According to CoreLogic’s national Home Value Index (HVI), house values increased by 0.6 per cent in February, its 17th gain in a row. However, it was the smallest growth since October 2020, falling from 1.1 per cent in January and a cyclical high of 2.8 per cent in March 2021.
CoreLogic’s head of research Tim Lawless said that every capital city and broad “rest of state” region is now recording a slowing trend in value growth, “albeit with significant diversity”.
Sydney’s housing values have shrunk by 0.1 per cent for the first time since September 2020, while Melbourne’s housing values remained the same for the month (0 per cent), which is not far from results in December (-0.1 per cent) and January (+0.2 per cent).
For the rest of the capitals, conditions are not as pronounced, with some locations still seeing marginal growth.
Brisbane and Adelaide’s robust market conditions are evidenced by their strong quarterly growth rate figures, with the former’s housing values seeing an increase of 7.2 per cent in the three months to February, while the latter’s housing values saw a 6.4 per cent rise.
In contrast, Melbourne housing values saw a slight increase of 0.2 per cent in the last three months, while Sydney housing values have increased by 0.8 per cent.
CoreLogic has reported the annual growth trend saw a turnaround in February, after the rise in house values slowed during the previous 11 months. From an annual growth peak rate of 22.4 per cent in January, home values have shrunk to 20.6 per cent the following month.
Like Brisbane and Adelaide, Mr Lawless said regional markets had been fairly protected from slowing growth, with five of the six rest-of-state regions continuing to post monthly gains in excess of 1.2 per cent.
Moreover, housing values in the combined rest-of-state regions climbed at more than three times the rate of housing values in the combined capital cities during the last three months, at 5.7 per cent and 1.8 per cent, respectively.
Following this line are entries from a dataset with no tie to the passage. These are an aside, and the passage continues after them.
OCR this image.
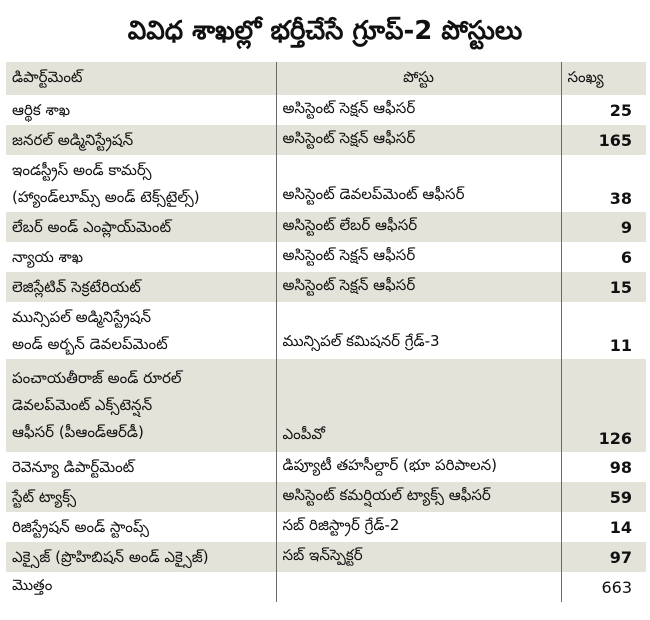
వివిధ శాఖల్లో భర్తీచేసే గ్రూప్‌-2 పోస్టులు
డిపార్ట్‌మెంట్‌	పోస్టు	సంఖ్య

ఆర్థిక శాఖ	అసిస్టెంట్‌ సెక్షన్‌ ఆఫీసర్‌	25

జనరల్‌ అడ్మినిస్ట్రేషన్‌	అసిస్టెంట్‌ సెక్షన్‌ ఆఫీసర్‌	165

ఇండస్ట్రీస్‌ అండ్‌ కామర్స్‌
(హ్యాండ్‌లూమ్స్‌ అండ్‌ టెక్స్‌టైల్స్‌)	అసిస్టెంట్‌ డెవలప్‌మెంట్‌ ఆఫీసర్‌	38

లేబర్‌ అండ్‌ ఎంప్లాయ్‌మెంట్‌	అసిస్టెంట్‌ లేబర్‌ ఆఫీసర్‌	9

న్యాయ శాఖ	అసిస్టెంట్‌ సెక్షన్‌ ఆఫీసర్‌	6

లెజిస్లేటివ్‌ సెక్రటేరియట్‌	అసిస్టెంట్‌ సెక్షన్‌ ఆఫీసర్‌	15

మున్సిపల్‌ అడ్మినిస్ట్రేషన్‌
అండ్‌ అర్బన్‌ డెవలప్‌మెంట్‌	మున్సిపల్‌ కమిషనర్‌ గ్రేడ్‌-3	11

పంచాయతీరాజ్‌ అండ్‌ రూరల్‌
డెవలప్‌మెంట్‌ ఎక్స్‌టెన్షన్‌
ఆఫీసర్‌ (పీఆండ్‌ఆర్‌డీ)	ఎంపీవో	126

రెవెన్యూ డిపార్ట్‌మెంట్‌	డిప్యూటీ తహసీల్దార్‌ (భూ పరిపాలన)	98

స్టేట్‌ ట్యాక్స్‌	అసిస్టెంట్‌ కమర్షియల్‌ ట్యాక్స్‌ ఆఫీసర్‌	59

రిజిస్ట్రేషన్‌ అండ్‌ స్టాంప్స్‌	సబ్‌ రిజిస్ట్రార్‌ గ్రేడ్‌-2	14

ఎక్సైజ్‌ (ప్రొహిబిషన్‌ అండ్‌ ఎక్సైజ్‌)	సబ్‌ ఇన్‌స్పెక్టర్‌	97
మొత్తం		663
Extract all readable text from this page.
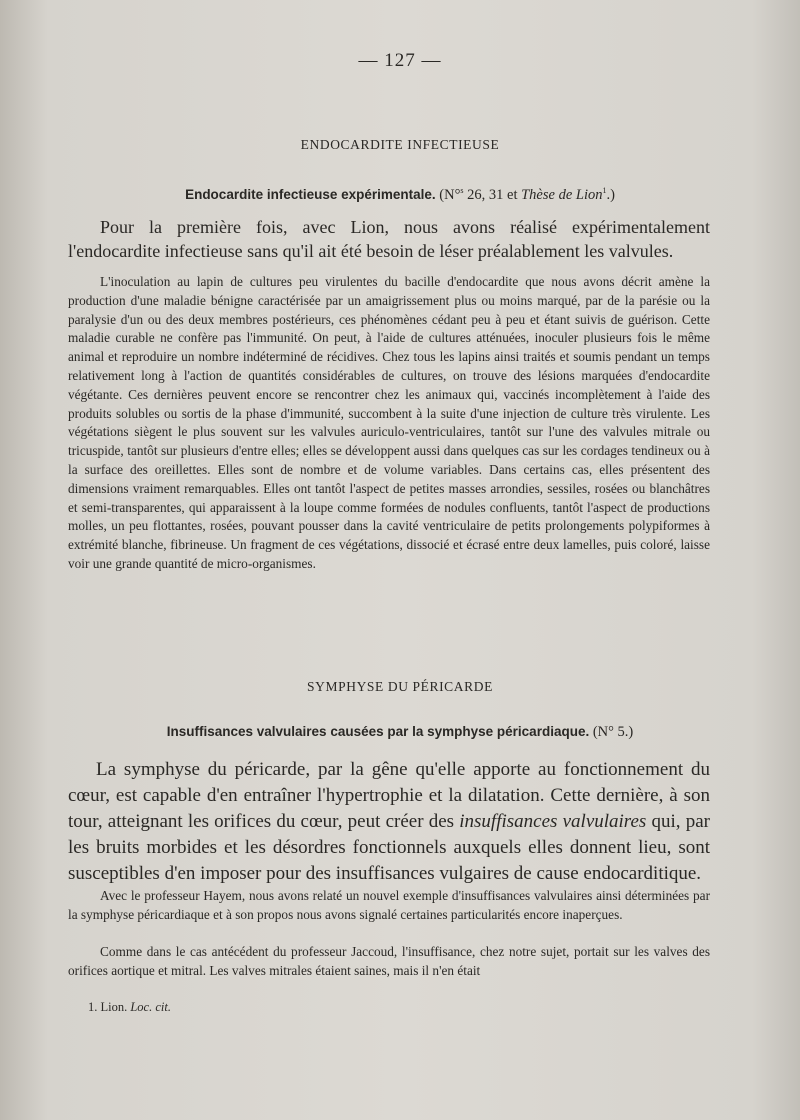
— 127 —
ENDOCARDITE INFECTIEUSE
Endocardite infectieuse expérimentale. (N°$^s$ 26, 31 et Thèse de Lion$^1$.)

Pour la première fois, avec Lion, nous avons réalisé expérimentalement l'endocardite infectieuse sans qu'il ait été besoin de léser préalablement les valvules.

L'inoculation au lapin de cultures peu virulentes du bacille d'endocardite que nous avons décrit amène la production d'une maladie bénigne caractérisée par un amaigrissement plus ou moins marqué, par de la parésie ou la paralysie d'un ou des deux membres postérieurs, ces phénomènes cédant peu à peu et étant suivis de guérison. Cette maladie curable ne confère pas l'immunité. On peut, à l'aide de cultures atténuées, inoculer plusieurs fois le même animal et reproduire un nombre indéterminé de récidives. Chez tous les lapins ainsi traités et soumis pendant un temps relativement long à l'action de quantités considérables de cultures, on trouve des lésions marquées d'endocardite végétante. Ces dernières peuvent encore se rencontrer chez les animaux qui, vaccinés incomplètement à l'aide des produits solubles ou sortis de la phase d'immunité, succombent à la suite d'une injection de culture très virulente. Les végétations siègent le plus souvent sur les valvules auriculo-ventriculaires, tantôt sur l'une des valvules mitrale ou tricuspide, tantôt sur plusieurs d'entre elles; elles se développent aussi dans quelques cas sur les cordages tendineux ou à la surface des oreillettes. Elles sont de nombre et de volume variables. Dans certains cas, elles présentent des dimensions vraiment remarquables. Elles ont tantôt l'aspect de petites masses arrondies, sessiles, rosées ou blanchâtres et semi-transparentes, qui apparaissent à la loupe comme formées de nodules confluents, tantôt l'aspect de productions molles, un peu flottantes, rosées, pouvant pousser dans la cavité ventriculaire de petits prolongements polypiformes à extrémité blanche, fibrineuse. Un fragment de ces végétations, dissocié et écrasé entre deux lamelles, puis coloré, laisse voir une grande quantité de micro-organismes.

SYMPHYSE DU PÉRICARDE
Insuffisances valvulaires causées par la symphyse péricardiaque. (N° 5.)

La symphyse du péricarde, par la gêne qu'elle apporte au fonctionnement du cœur, est capable d'en entraîner l'hypertrophie et la dilatation. Cette dernière, à son tour, atteignant les orifices du cœur, peut créer des insuffisances valvulaires qui, par les bruits morbides et les désordres fonctionnels auxquels elles donnent lieu, sont susceptibles d'en imposer pour des insuffisances vulgaires de cause endocarditique.

Avec le professeur Hayem, nous avons relaté un nouvel exemple d'insuffisances valvulaires ainsi déterminées par la symphyse péricardiaque et à son propos nous avons signalé certaines particularités encore inaperçues.

Comme dans le cas antécédent du professeur Jaccoud, l'insuffisance, chez notre sujet, portait sur les valves des orifices aortique et mitral. Les valves mitrales étaient saines, mais il n'en était

1. Lion. Loc. cit.
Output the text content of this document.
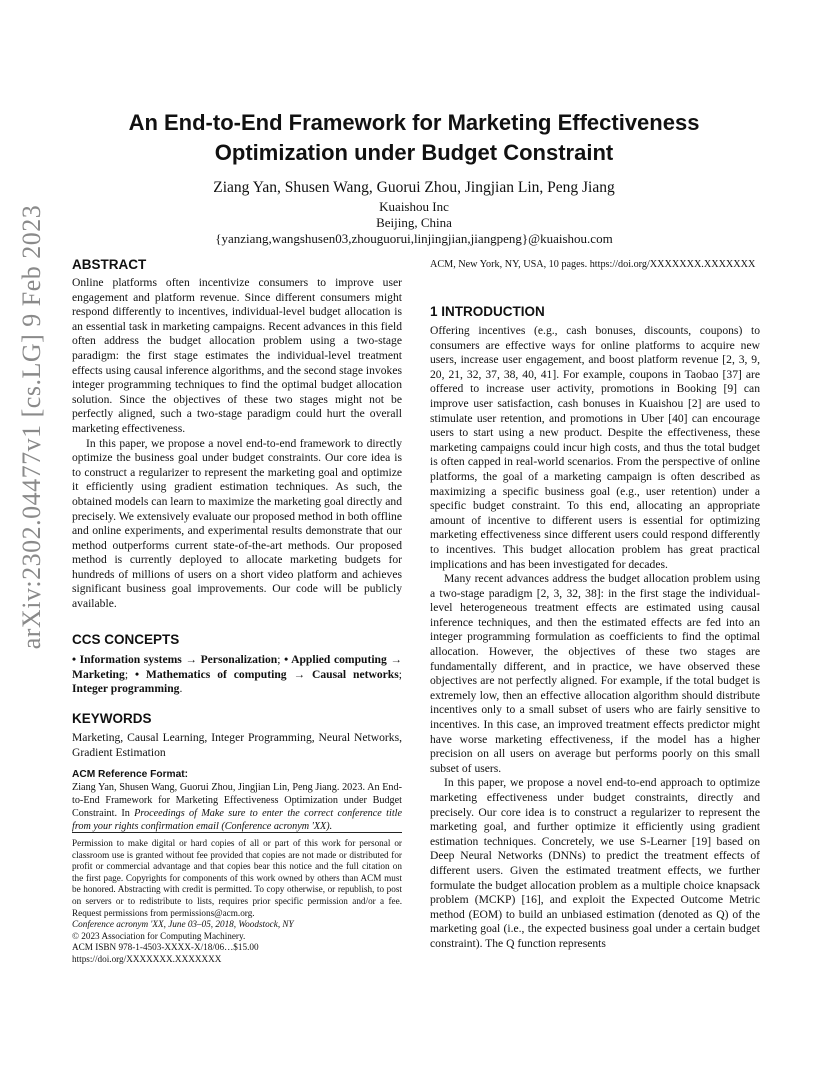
arXiv:2302.04477v1 [cs.LG] 9 Feb 2023
An End-to-End Framework for Marketing Effectiveness
Optimization under Budget Constraint
Ziang Yan, Shusen Wang, Guorui Zhou, Jingjian Lin, Peng Jiang
Kuaishou Inc
Beijing, China
{yanziang,wangshusen03,zhouguorui,linjingjian,jiangpeng}@kuaishou.com
ABSTRACT

Online platforms often incentivize consumers to improve user engagement and platform revenue. Since different consumers might respond differently to incentives, individual-level budget allocation is an essential task in marketing campaigns. Recent advances in this field often address the budget allocation problem using a two-stage paradigm: the first stage estimates the individual-level treatment effects using causal inference algorithms, and the second stage invokes integer programming techniques to find the optimal budget allocation solution. Since the objectives of these two stages might not be perfectly aligned, such a two-stage paradigm could hurt the overall marketing effectiveness.

In this paper, we propose a novel end-to-end framework to directly optimize the business goal under budget constraints. Our core idea is to construct a regularizer to represent the marketing goal and optimize it efficiently using gradient estimation techniques. As such, the obtained models can learn to maximize the marketing goal directly and precisely. We extensively evaluate our proposed method in both offline and online experiments, and experimental results demonstrate that our method outperforms current state-of-the-art methods. Our proposed method is currently deployed to allocate marketing budgets for hundreds of millions of users on a short video platform and achieves significant business goal improvements. Our code will be publicly available.

CCS CONCEPTS

• Information systems → Personalization; • Applied computing → Marketing; • Mathematics of computing → Causal networks; Integer programming.

KEYWORDS

Marketing, Causal Learning, Integer Programming, Neural Networks, Gradient Estimation

ACM Reference Format:

Ziang Yan, Shusen Wang, Guorui Zhou, Jingjian Lin, Peng Jiang. 2023. An End-to-End Framework for Marketing Effectiveness Optimization under Budget Constraint. In Proceedings of Make sure to enter the correct conference title from your rights confirmation email (Conference acronym 'XX).

Permission to make digital or hard copies of all or part of this work for personal or classroom use is granted without fee provided that copies are not made or distributed for profit or commercial advantage and that copies bear this notice and the full citation on the first page. Copyrights for components of this work owned by others than ACM must be honored. Abstracting with credit is permitted. To copy otherwise, or republish, to post on servers or to redistribute to lists, requires prior specific permission and/or a fee. Request permissions from permissions@acm.org.

Conference acronym 'XX, June 03–05, 2018, Woodstock, NY
© 2023 Association for Computing Machinery.
ACM ISBN 978-1-4503-XXXX-X/18/06…$15.00
https://doi.org/XXXXXXX.XXXXXXX
ACM, New York, NY, USA, 10 pages. https://doi.org/XXXXXXX.XXXXXXX
1 INTRODUCTION

Offering incentives (e.g., cash bonuses, discounts, coupons) to consumers are effective ways for online platforms to acquire new users, increase user engagement, and boost platform revenue [2, 3, 9, 20, 21, 32, 37, 38, 40, 41]. For example, coupons in Taobao [37] are offered to increase user activity, promotions in Booking [9] can improve user satisfaction, cash bonuses in Kuaishou [2] are used to stimulate user retention, and promotions in Uber [40] can encourage users to start using a new product. Despite the effectiveness, these marketing campaigns could incur high costs, and thus the total budget is often capped in real-world scenarios. From the perspective of online platforms, the goal of a marketing campaign is often described as maximizing a specific business goal (e.g., user retention) under a specific budget constraint. To this end, allocating an appropriate amount of incentive to different users is essential for optimizing marketing effectiveness since different users could respond differently to incentives. This budget allocation problem has great practical implications and has been investigated for decades.

Many recent advances address the budget allocation problem using a two-stage paradigm [2, 3, 32, 38]: in the first stage the individual-level heterogeneous treatment effects are estimated using causal inference techniques, and then the estimated effects are fed into an integer programming formulation as coefficients to find the optimal allocation. However, the objectives of these two stages are fundamentally different, and in practice, we have observed these objectives are not perfectly aligned. For example, if the total budget is extremely low, then an effective allocation algorithm should distribute incentives only to a small subset of users who are fairly sensitive to incentives. In this case, an improved treatment effects predictor might have worse marketing effectiveness, if the model has a higher precision on all users on average but performs poorly on this small subset of users.

In this paper, we propose a novel end-to-end approach to optimize marketing effectiveness under budget constraints, directly and precisely. Our core idea is to construct a regularizer to represent the marketing goal, and further optimize it efficiently using gradient estimation techniques. Concretely, we use S-Learner [19] based on Deep Neural Networks (DNNs) to predict the treatment effects of different users. Given the estimated treatment effects, we further formulate the budget allocation problem as a multiple choice knapsack problem (MCKP) [16], and exploit the Expected Outcome Metric method (EOM) to build an unbiased estimation (denoted as Q) of the marketing goal (i.e., the expected business goal under a certain budget constraint). The Q function represents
Despite sustained high housing value growth in the regions, Mr Lawless has noted a decline in growth values from 6.4 per cent in the December quarter and from a cyclical high of 6.6 per cent in April last year.
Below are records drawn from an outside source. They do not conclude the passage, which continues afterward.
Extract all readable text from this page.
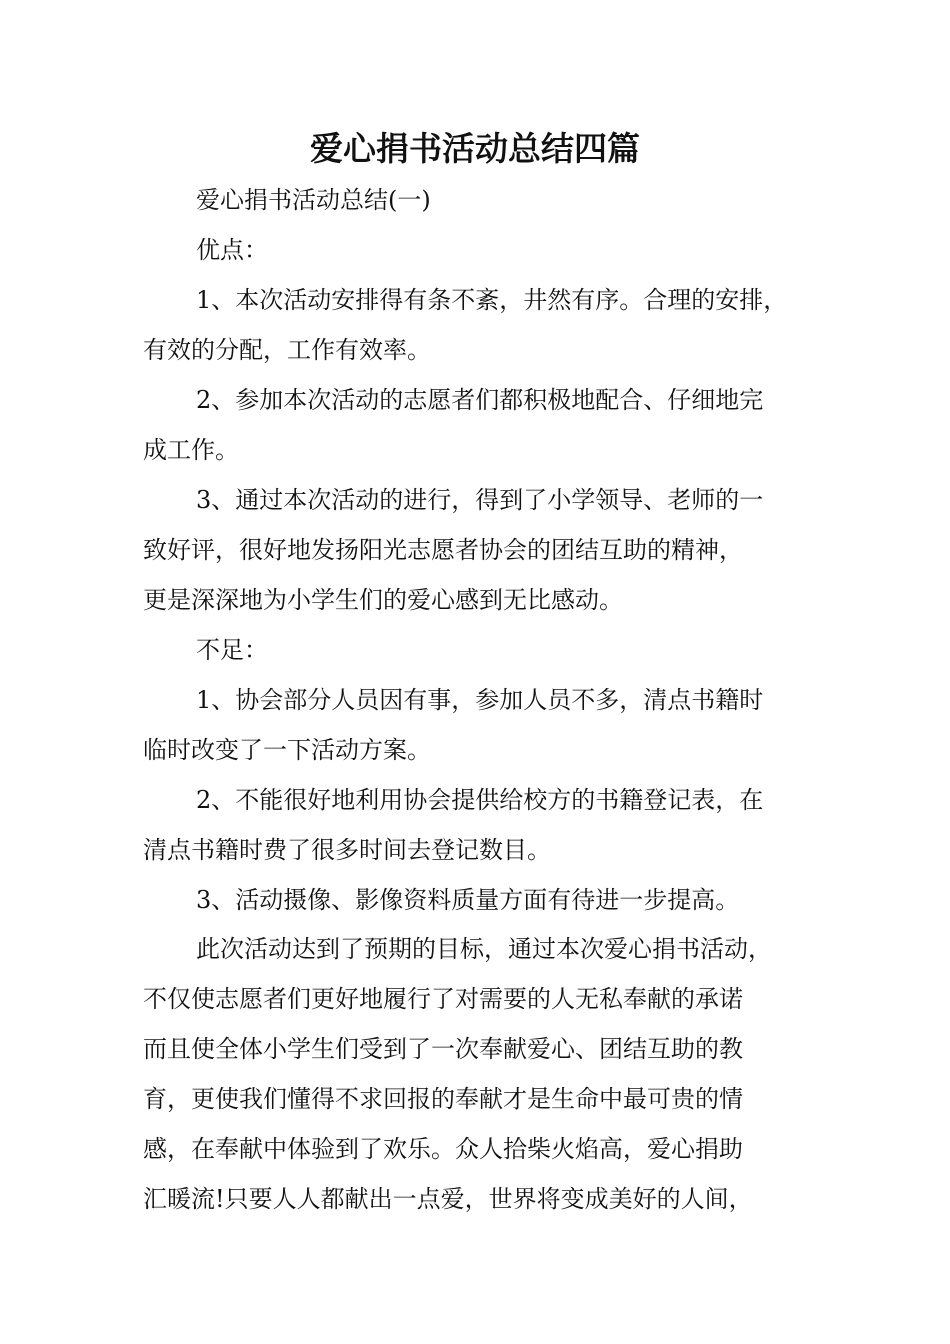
爱心捐书活动总结四篇
爱心捐书活动总结(一)
优点：
1、本次活动安排得有条不紊，井然有序。合理的安排，
有效的分配，工作有效率。
2、参加本次活动的志愿者们都积极地配合、仔细地完
成工作。
3、通过本次活动的进行，得到了小学领导、老师的一
致好评，很好地发扬阳光志愿者协会的团结互助的精神，
更是深深地为小学生们的爱心感到无比感动。
不足：
1、协会部分人员因有事，参加人员不多，清点书籍时
临时改变了一下活动方案。
2、不能很好地利用协会提供给校方的书籍登记表，在
清点书籍时费了很多时间去登记数目。
3、活动摄像、影像资料质量方面有待进一步提高。
此次活动达到了预期的目标，通过本次爱心捐书活动，
不仅使志愿者们更好地履行了对需要的人无私奉献的承诺
而且使全体小学生们受到了一次奉献爱心、团结互助的教
育，更使我们懂得不求回报的奉献才是生命中最可贵的情
感，在奉献中体验到了欢乐。众人拾柴火焰高，爱心捐助
汇暖流!只要人人都献出一点爱，世界将变成美好的人间，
“Regional housing markets aren’t immune from the higher cost of debt as fixed-term mortgage rates rise. These markets are also increasingly impacted by worsening affordability constraints as housing prices consistently outpace incomes.
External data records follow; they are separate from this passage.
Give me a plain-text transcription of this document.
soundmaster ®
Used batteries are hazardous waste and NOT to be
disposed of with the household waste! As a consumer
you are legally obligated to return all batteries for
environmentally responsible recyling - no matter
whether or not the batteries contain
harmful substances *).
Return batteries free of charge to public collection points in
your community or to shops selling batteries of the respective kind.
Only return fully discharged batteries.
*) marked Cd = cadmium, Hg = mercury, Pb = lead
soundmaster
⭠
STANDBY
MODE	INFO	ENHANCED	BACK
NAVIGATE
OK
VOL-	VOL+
“However, demographic tailwinds, low inventory levels and ongoing demand for coastal or treechange housing options are continuing to support strong upwards price pressures across regional housing markets,” Mr Lawless said.
What could be causing Australian housing values to lose steam?
“The slower growth conditions in Australian housing values goes well beyond the rising expectation of interest rate hikes later this year,” Mr Lawless noted.
The head of research pointed to a number of factors that have contributed to the easing of growth observed since April 2021, such as the rise in fixed-term mortgage rates, conclusion of fiscal support, and housing affordability concerns.
“With rising global uncertainty and the potential for weaker consumer sentiment amidst tighter monetary policy settings, the downside risk for housing markets has become more pronounced in recent months,” Mr Lawless explained.